While The Mummy is technically horror, it’s more interested in creating an unnerving atmosphere than anything especially scare-focused. There’s a melancholic quality to its portrait of the vengeful but lovestruck mummy who silently trudges through England on his quest for revenge. Being undead is a true curse here. Kharis’s revival, raised from the dead from a bog, seems pained and undesired from its subject, who spends most of the film looking as though the flesh and bandages are rotting from his body. It makes him one of the gnarlier mummies in this genre, and easily the one for whom death seems the preferable option.

The movie is fascinated by ancient Egypt, albeit with the fetishistic gaze that is an unfortunate hallmark of most mummy movies, turning it into a place of equal parts exotic mysticism and murderous malice. That gaze did give the Hammer production team the opportunity to create some of its most lavish set and prop design. While the limited budget isn’t hidden (is it a Hammer movie if it doesn’t look somewhat cheap?), the flashbacks to Ananka’s funeral are resplendent with colorful details.
Really, the film seems to exist largely for this extended flashback, where the death rites of Ananka are shown with abundant attention from Fisher’s camera. It takes up a sizeable chunk of a slim 88-minute run time, which is already not overladen with plot. It certainly looks great, full of vibrancy in a way that many films of this type eschew (there’s not a single use of the tedious “hazy Arab desert” color palette that Hollywood has become so dependent on whenever it sets a movie in these locales). One can hardly blame Hammer for preferring a sound-set version of Egypt to yet another English country manor, but when the action does return to the main setting, the narrative feels less enthused. And it all ends with one of the most rushed conclusions the studio ever wrote.
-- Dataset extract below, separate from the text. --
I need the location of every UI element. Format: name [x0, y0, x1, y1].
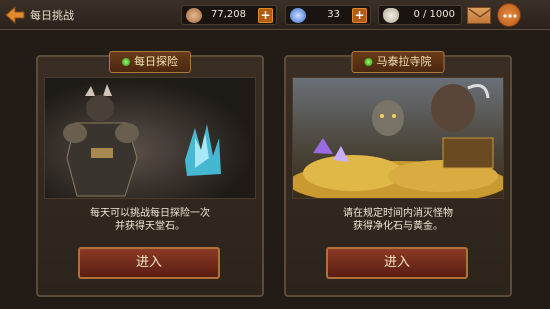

Despite the white people approach to it all, and a ton of brownface, there is a fascinatingly anti-colonialist strain, as the invading archaeologists are slammed for their eagerness to raid another country’s precious history to stick in a dusty museum thousands of miles away. It’s a shame The Mummy didn’t lean into this aspect more, although that may have been too much to ask for a British film from the ‘50s. In fairness, it’s also an issue that no non-Egyptian-made mummy film before or since has confronted. For all of the genre’s fun and derring-do, it’s still rooted in colonialist claptrap.
While Hammer instantly made Dracula their own thanks to Lee’s brooding performance and a technicolor focus on blood and sensuality that the vampire genre had been sorely missing, their mummy movies never felt as fully formed. The Mummy is still the kind of enjoyable tosh the studio was so skilled at, but with style taking over substance, its potential was always rather limited.
“The Mummy” is available for digital rental or purchase.